Ibnu Katsir ketika menjelaskan ayat ini mengatakan bahwa sebagian dari syaithan-syaithan itu menyampaikan kepada sebagian lainnya kata-kata indah dan mempesona, dibumbui dengan hal-hal menarik yang dapat memperdaya pendengarnya yang tidak mengerti tipu dayanya. Dalam sejarah risalah sawami yang dibawa para Nabi dan Rasul, syaithan selalu memposisikan dirinya sebagai menjadi perintang dakwah, bahkan menentang dan memusuhi mereka. Segala kata manis mereka umbar untuk menyesatkan manusia dan berpaling dari seruan Ilahi.
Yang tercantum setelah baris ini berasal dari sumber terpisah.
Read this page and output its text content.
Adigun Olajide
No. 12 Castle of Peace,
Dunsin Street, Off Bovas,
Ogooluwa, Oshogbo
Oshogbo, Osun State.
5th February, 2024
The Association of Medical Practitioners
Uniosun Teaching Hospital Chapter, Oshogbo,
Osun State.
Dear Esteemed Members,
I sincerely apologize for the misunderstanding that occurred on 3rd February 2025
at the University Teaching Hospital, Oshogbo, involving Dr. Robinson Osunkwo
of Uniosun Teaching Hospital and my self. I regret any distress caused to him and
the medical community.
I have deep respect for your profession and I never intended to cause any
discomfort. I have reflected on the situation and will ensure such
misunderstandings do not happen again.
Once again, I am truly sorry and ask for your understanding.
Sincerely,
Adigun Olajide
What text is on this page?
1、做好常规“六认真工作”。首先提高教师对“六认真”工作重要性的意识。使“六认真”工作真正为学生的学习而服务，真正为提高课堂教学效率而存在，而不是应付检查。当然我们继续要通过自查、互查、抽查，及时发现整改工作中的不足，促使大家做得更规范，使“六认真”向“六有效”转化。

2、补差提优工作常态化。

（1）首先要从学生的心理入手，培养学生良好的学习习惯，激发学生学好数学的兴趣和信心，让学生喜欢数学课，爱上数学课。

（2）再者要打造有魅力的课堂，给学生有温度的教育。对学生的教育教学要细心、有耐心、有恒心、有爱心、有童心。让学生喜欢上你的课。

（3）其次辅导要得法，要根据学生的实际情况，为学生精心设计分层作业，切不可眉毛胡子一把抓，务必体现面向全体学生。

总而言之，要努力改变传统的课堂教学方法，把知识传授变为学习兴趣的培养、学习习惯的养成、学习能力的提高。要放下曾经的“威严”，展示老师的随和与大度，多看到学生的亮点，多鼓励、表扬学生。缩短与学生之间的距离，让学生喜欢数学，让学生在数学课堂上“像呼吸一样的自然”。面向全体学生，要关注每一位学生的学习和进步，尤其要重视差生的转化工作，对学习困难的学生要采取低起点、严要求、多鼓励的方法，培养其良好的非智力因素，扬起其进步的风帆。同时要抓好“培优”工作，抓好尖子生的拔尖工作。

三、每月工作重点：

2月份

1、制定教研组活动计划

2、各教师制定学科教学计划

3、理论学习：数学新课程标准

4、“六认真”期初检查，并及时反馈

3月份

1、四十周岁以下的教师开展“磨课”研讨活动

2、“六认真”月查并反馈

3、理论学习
Nasihat yang mereka sampaikan terdengar sangat logis dan bijaksana, akan tetapi sebenarnya berisi racun yang mematikan, karena membawa kepada kesengsaraan dan mengundang adzab Tuhan. Beberapa bisikan-bisikan syaithan yang terlihat bijaksana tetapi menjerumuskan antara lain:

Kepada Nabi Nabi Nuh ‘Alaihis salam  beserta pengikutnya, syaithan-syaithan perintang dakwah berkata: Maka berkatalah pemimpin-pemimpin yang kafir dari kaumnya: “Kami tidak melihat kamu, melainkan (sebagai) seorang manusia (biasa) seperti kami, dan kami tidak melihat orang-orang yang mengikuti kamu, melainkan orang-orang yang hina dina di antara kami yang lekas percaya saja, dan kami tidak melihat kamu memiliki sesuatu kelebihan apapun atas kami, bahkan kami yakin bahwa kamu adalah orang-orang yang dusta” (Qs. Hud: 27)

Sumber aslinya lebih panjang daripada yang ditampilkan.